Bientôt achevée, cette salle de prière est la seule dont disposent les musulmans du Neuhof. Photo CUEJ/A.S.

 

« On est des SDF »

Une bonne nouvelle dans un océan de contretemps. A court d'argent et devant composer avec le retard de certaines entreprises, l'association se heurte à la réalité des faits : les travaux patinent. Le 1er étage, censé devenir une salle de prière pour les femmes, est en ruine. L'ascenseur pour handicapé n'est qu'à l'état de projet. Idem pour la tuyauterie des sanitaires. Quant aux bureaux qui abriteront l'ACMN, ils sont tout sauf une priorité.

 

Le 1er étage de la mosquée doit abriter une salle de prière pour les femmes. Photo CUEJ/A.S.

 

Dès lors, quid d'une solution provisoire ? "La mairie était prête à mettre en place un chapiteau, sur le site de Solignac, mais cela n'a pas pu se faire car on n'avait pas assez d'argent pour le financer", explique Hakim el-Hamri. Les musulmans du Neuhof n'auront donc aucun autre lieu à disposition dans le quartier. Que les travaux avancent ou non.

"On est des SDF", déplore l'un des responsables de la mosquée, Mustapha Atouani. Les femmes, elles, n'ont pas encore droit de cité dans les locaux de Solignac. En attendant l'installation d'un rideau provisoire les séparant des hommes, elles prient chez elles ou dans des mosquées voisines.

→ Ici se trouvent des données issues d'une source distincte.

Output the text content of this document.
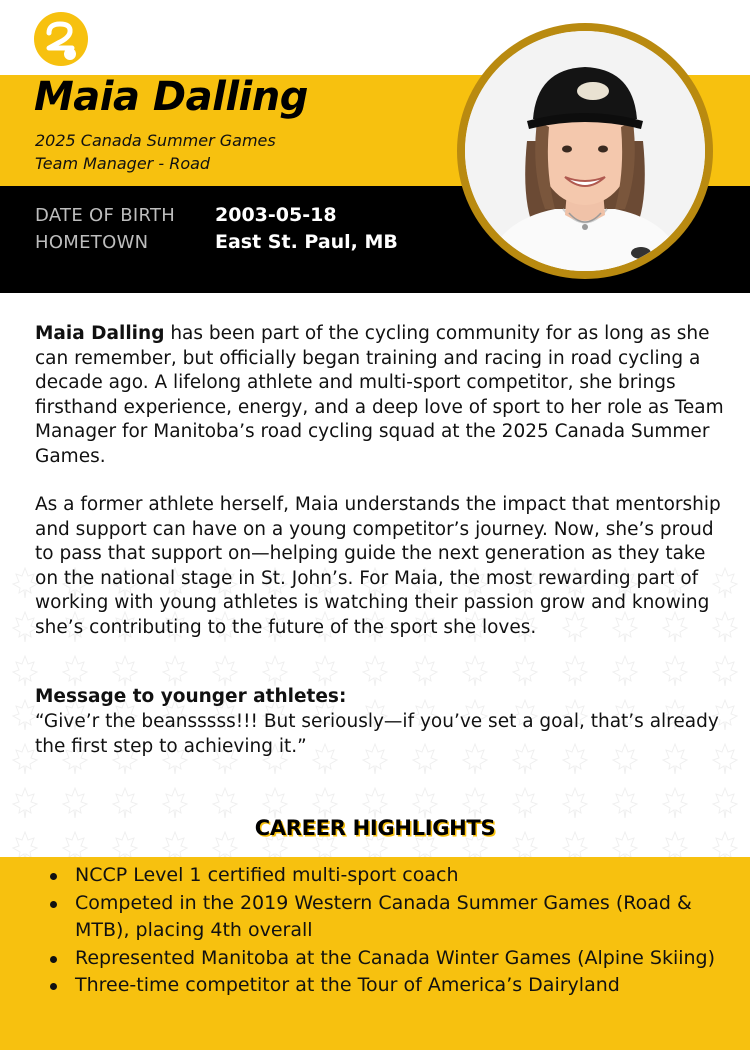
Maia Dalling
2025 Canada Summer Games
Team Manager - Road
DATE OF BIRTH	2003-05-18
HOMETOWN	East St. Paul, MB

Maia Dalling has been part of the cycling community for as long as she can remember, but officially began training and racing in road cycling a decade ago. A lifelong athlete and multi-sport competitor, she brings firsthand experience, energy, and a deep love of sport to her role as Team Manager for Manitoba’s road cycling squad at the 2025 Canada Summer Games.

As a former athlete herself, Maia understands the impact that mentorship and support can have on a young competitor’s journey. Now, she’s proud to pass that support on—helping guide the next generation as they take on the national stage in St. John’s. For Maia, the most rewarding part of working with young athletes is watching their passion grow and knowing she’s contributing to the future of the sport she loves.

Message to younger athletes:
“Give’r the beansssss!!! But seriously—if you’ve set a goal, that’s already the first step to achieving it.”
CAREER HIGHLIGHTS
NCCP Level 1 certified multi-sport coach
Competed in the 2019 Western Canada Summer Games (Road & MTB), placing 4th overall
Represented Manitoba at the Canada Winter Games (Alpine Skiing)
Three-time competitor at the Tour of America’s Dairyland
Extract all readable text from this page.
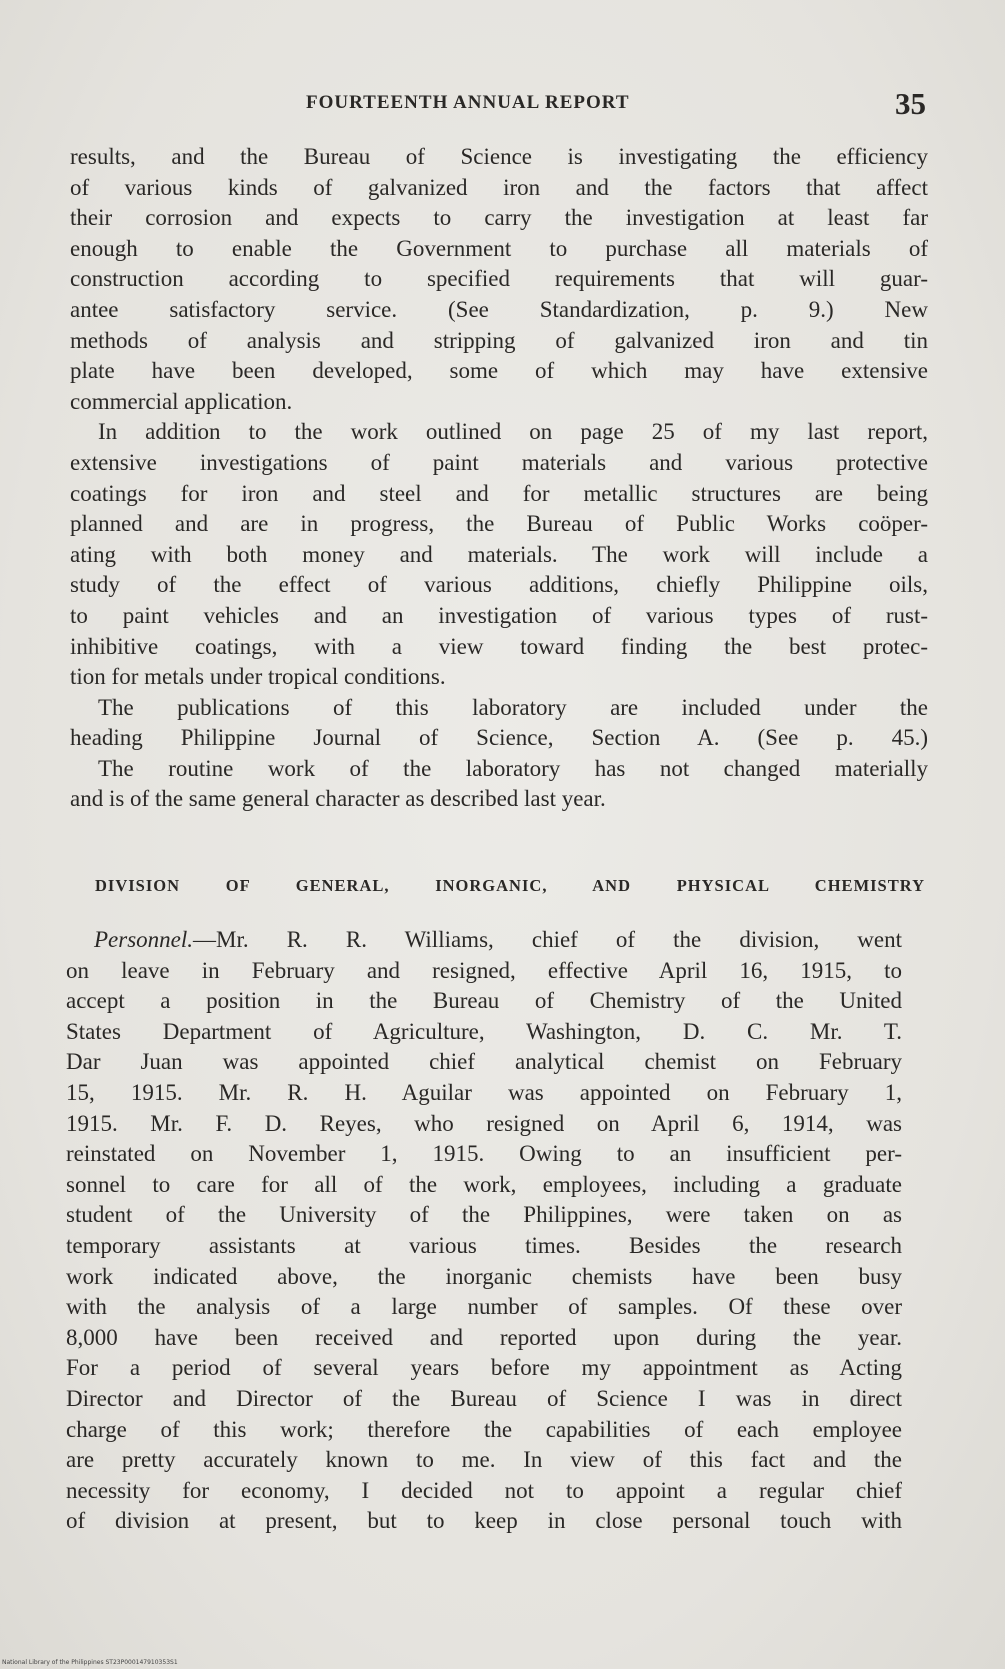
FOURTEENTH ANNUAL REPORT	35
results, and the Bureau of Science is investigating the efficiency
of various kinds of galvanized iron and the factors that affect
their corrosion and expects to carry the investigation at least far
enough to enable the Government to purchase all materials of
construction according to specified requirements that will guar-
antee satisfactory service. (See Standardization, p. 9.) New
methods of analysis and stripping of galvanized iron and tin
plate have been developed, some of which may have extensive
commercial application.
In addition to the work outlined on page 25 of my last report,
extensive investigations of paint materials and various protective
coatings for iron and steel and for metallic structures are being
planned and are in progress, the Bureau of Public Works coöper-
ating with both money and materials. The work will include a
study of the effect of various additions, chiefly Philippine oils,
to paint vehicles and an investigation of various types of rust-
inhibitive coatings, with a view toward finding the best protec-
tion for metals under tropical conditions.
The publications of this laboratory are included under the
heading Philippine Journal of Science, Section A. (See p. 45.)
The routine work of the laboratory has not changed materially
and is of the same general character as described last year.
DIVISION OF GENERAL, INORGANIC, AND PHYSICAL CHEMISTRY
Personnel.—Mr. R. R. Williams, chief of the division, went
on leave in February and resigned, effective April 16, 1915, to
accept a position in the Bureau of Chemistry of the United
States Department of Agriculture, Washington, D. C. Mr. T.
Dar Juan was appointed chief analytical chemist on February
15, 1915. Mr. R. H. Aguilar was appointed on February 1,
1915. Mr. F. D. Reyes, who resigned on April 6, 1914, was
reinstated on November 1, 1915. Owing to an insufficient per-
sonnel to care for all of the work, employees, including a graduate
student of the University of the Philippines, were taken on as
temporary assistants at various times. Besides the research
work indicated above, the inorganic chemists have been busy
with the analysis of a large number of samples. Of these over
8,000 have been received and reported upon during the year.
For a period of several years before my appointment as Acting
Director and Director of the Bureau of Science I was in direct
charge of this work; therefore the capabilities of each employee
are pretty accurately known to me. In view of this fact and the
necessity for economy, I decided not to appoint a regular chief
of division at present, but to keep in close personal touch with
National Library of the Philippines ST23P000147910353S1
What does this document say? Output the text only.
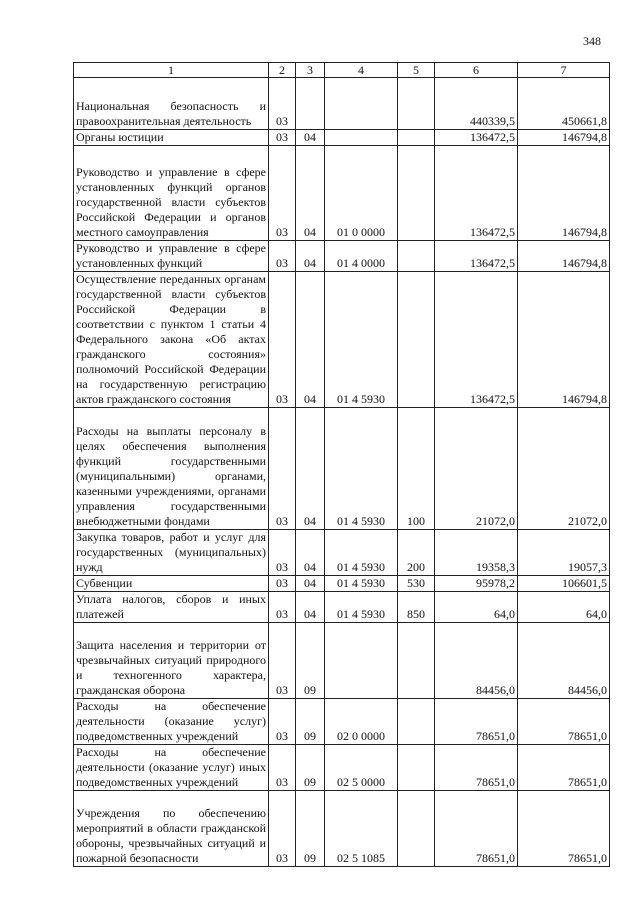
348
1	2	3	4	5	6	7
Национальная безопасность и правоохранительная деятельность	03				440339,5	450661,8
Органы юстиции	03	04			136472,5	146794,8
Руководство и управление в сфере установленных функций органов государственной власти субъектов Российской Федерации и органов местного самоуправления	03	04	01 0 0000		136472,5	146794,8
Руководство и управление в сфере установленных функций	03	04	01 4 0000		136472,5	146794,8
Осуществление переданных органам государственной власти субъектов Российской Федерации в соответствии с пунктом 1 статьи 4 Федерального закона «Об актах гражданского состояния» полномочий Российской Федерации на государственную регистрацию актов гражданского состояния	03	04	01 4 5930		136472,5	146794,8
Расходы на выплаты персоналу в целях обеспечения выполнения функций государственными (муниципальными) органами, казенными учреждениями, органами управления государственными внебюджетными фондами	03	04	01 4 5930	100	21072,0	21072,0
Закупка товаров, работ и услуг для государственных (муниципальных) нужд	03	04	01 4 5930	200	19358,3	19057,3
Субвенции	03	04	01 4 5930	530	95978,2	106601,5
Уплата налогов, сборов и иных платежей	03	04	01 4 5930	850	64,0	64,0
Защита населения и территории от чрезвычайных ситуаций природного и техногенного характера, гражданская оборона	03	09			84456,0	84456,0
Расходы на обеспечение деятельности (оказание услуг) подведомственных учреждений	03	09	02 0 0000		78651,0	78651,0
Расходы на обеспечение деятельности (оказание услуг) иных подведомственных учреждений	03	09	02 5 0000		78651,0	78651,0
Учреждения по обеспечению мероприятий в области гражданской обороны, чрезвычайных ситуаций и пожарной безопасности	03	09	02 5 1085		78651,0	78651,0
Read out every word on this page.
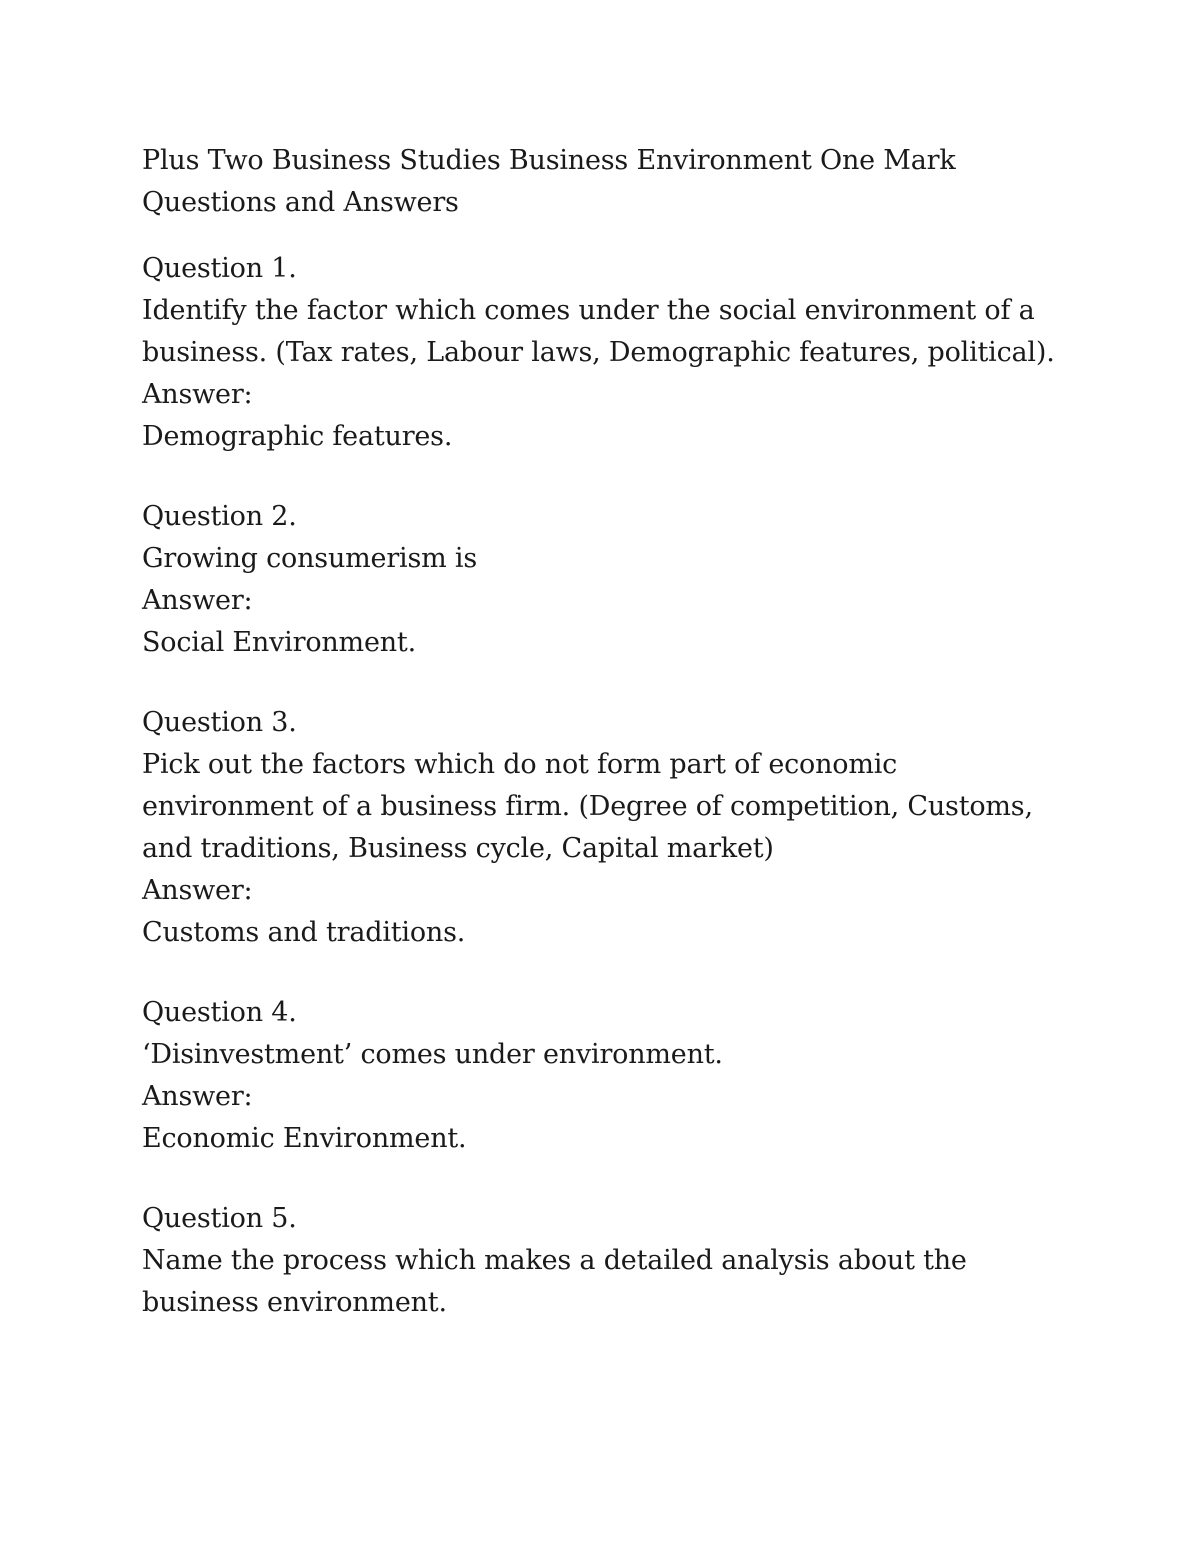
Plus Two Business Studies Business Environment One Mark
Questions and Answers
Question 1.
Identify the factor which comes under the social environment of a
business. (Tax rates, Labour laws, Demographic features, political).
Answer:
Demographic features.
Question 2.
Growing consumerism is
Answer:
Social Environment.
Question 3.
Pick out the factors which do not form part of economic
environment of a business firm. (Degree of competition, Customs,
and traditions, Business cycle, Capital market)
Answer:
Customs and traditions.
Question 4.
‘Disinvestment’ comes under environment.
Answer:
Economic Environment.
Question 5.
Name the process which makes a detailed analysis about the
business environment.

Un budget toujours plus élevé

A la recherche de centaines de milliers d'euros, l'ACMN récolte les dons des fidèles. "Mais le Neuhof est une ZFU (Zone franche urbaine) qui compte beaucoup de rmistes et de retraités, réfrène Mustapha Atouani. Très peu peuvent donner plus de cinq euros. Ce n'est pas avec ça qu'on finance un projet aussi coûteux." Initialement fixé à 500 000 euros en décembre 2011 puis très vite estimé à 700 000 euros, le budget sera "certainement" supérieur à cette somme selon Hakim el-Hamri : "Il est sans cesse revu à la hausse".

L'association et d'autres bénévoles utilisent alors les techniques habituelles pour collecter des fonds : tour des marchés de la région, déplacements dans des mosquées allemandes, belges et suisses... Quant au financement de pays étrangers, l'ACMN préfère ne pas y croire. "On n'a ni le temps, ni les moyens, ni les pistons", regrette son vice-président. Le contraste avec l'aura dont a bénéficié la Grande mosquée de Strasbourg, financée à hauteur de 53% par le Maroc (près de 4 millions d'euros), l'Arabie Saoudite (900 000 euros) et le Koweït (500 000 euros), est saisissant.